Lassnig’s development moves from a primarily pastel palette to one of richer, warmer color and back again in her evocation of emotions produced within the body. She challenges artistic style throughout the chronological exhibition, with pieces that seem to create their own mythos. It’s interesting to note that as early as 1948 Lassnig described her work as “body consciousness,” yet depicted primarily figures in which parts of the body are consciously missing. Like photographic artist Cindy Sherman, Lassnig focuses on self-portraiture, though it is not always easily recognizable as such. Also like Sherman, though working in a far different medium, she skewers others’ self-appraisal, objectifying, de-mystifying, and conversely creating surreal and immortal versions of herself.
The artist created these portraits in a variety of styles, both fully realized and sparsely sketched. Moving from abstract to figurative, she took her body – and her spirit – on a metaphorical quest for meaning, shaping herself through a wide-ranging series of disguises and forms. In one panting she is a monster, another a robot, in another a ghostly shape, a mere silhouette, a frightened baby, an inanimate object.
Her work is strongly feminist, but the overriding impression of portraiture here transcends gender or gender politics. It is one of motion, of the freedom of motion, of motion as a transcendent ideal. Lassnig’s study of animation in the 70’s and creation of films in that era seems to have strongly influenced her depiction of movement, but the intensely fluid nature of her work is evident long before that.
In her 1961 piece “Two side by side / Double-Figuration,” loose, pastel hued figures that evoke Matisse have the characteristics of ghosts about to slip from the canvas. In 1963’s “Self Portrait as an Animal,” two self-figures, top and bottom, have the appearance of dogs or pigs, their resolutely pink-hued shapes seemingly only temporarily confined to oil on canvas. By 1987, her “TV Child” depicts a child version of herself trapped within the pearly static of a television screen, while the characters from a multitude of channels swim in a mesmerizing, sometimes appalling dance around the child. In her later works, such as her 2006 “Self Portrait with Speech Bubble,” the artist returns to a cooler palette, here with a two-headed, silent and speaking profile.
As always, Lassnig has created a work that shifts with repeated viewing, transcending form, and inhabiting the viewer.

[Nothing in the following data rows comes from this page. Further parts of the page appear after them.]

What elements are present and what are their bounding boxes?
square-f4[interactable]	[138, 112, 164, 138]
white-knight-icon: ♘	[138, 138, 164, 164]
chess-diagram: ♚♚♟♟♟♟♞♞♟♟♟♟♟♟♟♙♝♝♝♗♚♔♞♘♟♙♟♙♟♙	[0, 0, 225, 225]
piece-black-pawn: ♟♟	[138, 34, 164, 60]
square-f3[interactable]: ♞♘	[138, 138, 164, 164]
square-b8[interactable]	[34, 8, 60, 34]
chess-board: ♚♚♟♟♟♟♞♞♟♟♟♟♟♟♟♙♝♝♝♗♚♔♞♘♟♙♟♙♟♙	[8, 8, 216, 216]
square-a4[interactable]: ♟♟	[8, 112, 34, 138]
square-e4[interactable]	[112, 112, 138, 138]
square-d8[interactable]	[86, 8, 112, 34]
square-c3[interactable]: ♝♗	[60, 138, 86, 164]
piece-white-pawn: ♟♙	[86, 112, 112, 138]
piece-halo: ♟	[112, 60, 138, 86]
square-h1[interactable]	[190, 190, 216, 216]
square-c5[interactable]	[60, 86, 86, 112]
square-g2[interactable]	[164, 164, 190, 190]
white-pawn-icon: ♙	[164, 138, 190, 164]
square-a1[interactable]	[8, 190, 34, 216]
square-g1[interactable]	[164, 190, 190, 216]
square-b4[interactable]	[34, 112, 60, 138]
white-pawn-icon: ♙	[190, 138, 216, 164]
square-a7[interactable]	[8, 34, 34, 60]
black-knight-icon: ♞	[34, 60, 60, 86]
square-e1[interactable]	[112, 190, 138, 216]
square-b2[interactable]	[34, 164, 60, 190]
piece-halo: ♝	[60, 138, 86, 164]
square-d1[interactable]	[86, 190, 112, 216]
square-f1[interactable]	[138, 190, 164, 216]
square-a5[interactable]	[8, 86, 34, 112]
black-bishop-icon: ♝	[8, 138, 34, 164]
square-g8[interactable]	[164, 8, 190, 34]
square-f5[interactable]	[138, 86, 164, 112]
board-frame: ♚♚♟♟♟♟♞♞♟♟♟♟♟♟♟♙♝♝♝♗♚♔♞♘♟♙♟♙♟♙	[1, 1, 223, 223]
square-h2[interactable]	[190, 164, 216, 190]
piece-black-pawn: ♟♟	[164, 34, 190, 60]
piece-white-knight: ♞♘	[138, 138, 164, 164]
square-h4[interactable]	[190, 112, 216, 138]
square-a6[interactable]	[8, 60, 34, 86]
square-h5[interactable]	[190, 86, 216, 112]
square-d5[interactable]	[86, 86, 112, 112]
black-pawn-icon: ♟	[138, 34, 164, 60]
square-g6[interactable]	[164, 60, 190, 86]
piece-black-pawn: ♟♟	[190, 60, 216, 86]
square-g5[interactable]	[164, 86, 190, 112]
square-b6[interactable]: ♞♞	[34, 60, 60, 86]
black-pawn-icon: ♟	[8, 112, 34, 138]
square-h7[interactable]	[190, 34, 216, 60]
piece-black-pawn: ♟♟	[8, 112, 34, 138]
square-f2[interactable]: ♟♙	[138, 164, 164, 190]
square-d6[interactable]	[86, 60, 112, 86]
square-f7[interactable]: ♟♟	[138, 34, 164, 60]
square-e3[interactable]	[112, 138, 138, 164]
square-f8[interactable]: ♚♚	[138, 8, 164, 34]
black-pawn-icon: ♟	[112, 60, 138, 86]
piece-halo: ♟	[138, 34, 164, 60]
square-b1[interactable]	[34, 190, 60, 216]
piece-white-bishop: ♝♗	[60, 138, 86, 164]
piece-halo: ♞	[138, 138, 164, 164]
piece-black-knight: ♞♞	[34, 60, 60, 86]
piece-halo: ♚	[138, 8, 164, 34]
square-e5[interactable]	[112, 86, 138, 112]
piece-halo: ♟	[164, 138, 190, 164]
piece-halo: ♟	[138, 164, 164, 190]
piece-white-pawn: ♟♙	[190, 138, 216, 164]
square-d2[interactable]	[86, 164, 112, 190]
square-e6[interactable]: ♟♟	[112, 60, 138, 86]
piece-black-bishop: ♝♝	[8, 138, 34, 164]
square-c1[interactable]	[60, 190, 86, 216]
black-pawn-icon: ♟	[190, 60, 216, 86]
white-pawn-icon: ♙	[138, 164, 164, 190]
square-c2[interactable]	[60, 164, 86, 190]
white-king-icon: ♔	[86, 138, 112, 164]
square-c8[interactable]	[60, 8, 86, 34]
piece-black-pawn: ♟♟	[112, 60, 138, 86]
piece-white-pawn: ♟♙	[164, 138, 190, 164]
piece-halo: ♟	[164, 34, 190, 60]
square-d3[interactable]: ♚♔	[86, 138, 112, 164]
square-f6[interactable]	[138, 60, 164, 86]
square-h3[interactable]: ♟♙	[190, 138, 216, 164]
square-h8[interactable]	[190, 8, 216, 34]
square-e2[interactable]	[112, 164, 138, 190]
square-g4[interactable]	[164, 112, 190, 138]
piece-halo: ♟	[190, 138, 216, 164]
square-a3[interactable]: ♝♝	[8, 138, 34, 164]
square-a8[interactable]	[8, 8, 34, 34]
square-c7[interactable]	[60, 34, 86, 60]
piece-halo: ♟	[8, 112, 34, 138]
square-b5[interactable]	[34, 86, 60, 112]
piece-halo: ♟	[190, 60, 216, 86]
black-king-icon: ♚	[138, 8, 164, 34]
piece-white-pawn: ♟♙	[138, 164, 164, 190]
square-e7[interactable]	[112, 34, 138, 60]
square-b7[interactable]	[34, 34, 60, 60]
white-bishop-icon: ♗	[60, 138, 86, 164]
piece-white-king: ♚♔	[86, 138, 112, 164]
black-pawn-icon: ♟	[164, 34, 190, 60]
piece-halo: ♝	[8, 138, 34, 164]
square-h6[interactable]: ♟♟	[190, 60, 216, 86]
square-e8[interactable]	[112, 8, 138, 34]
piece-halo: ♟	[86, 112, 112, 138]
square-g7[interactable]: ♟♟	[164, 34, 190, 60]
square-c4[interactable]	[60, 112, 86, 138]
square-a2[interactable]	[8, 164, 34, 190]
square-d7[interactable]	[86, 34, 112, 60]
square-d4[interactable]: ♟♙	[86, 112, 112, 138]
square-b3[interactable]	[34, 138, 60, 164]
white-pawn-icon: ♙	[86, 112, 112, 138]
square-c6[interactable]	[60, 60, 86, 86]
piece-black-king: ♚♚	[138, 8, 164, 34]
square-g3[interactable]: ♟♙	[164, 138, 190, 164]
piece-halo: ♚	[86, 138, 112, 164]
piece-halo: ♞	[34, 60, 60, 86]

Having passed away last May, Lassnig was present for the dawn of the selfie, and was in fact termed the perfect artist for the age of our own obsessive photographic self-portraiture. But her own art is a selfie of a different sort, focused on the emotions and psychology that are held within the body not visible to the naked eye. Perhaps it is this very illusive nature of emotional being that creates the sense of movement in her work; after all neither tears nor laughter last forever.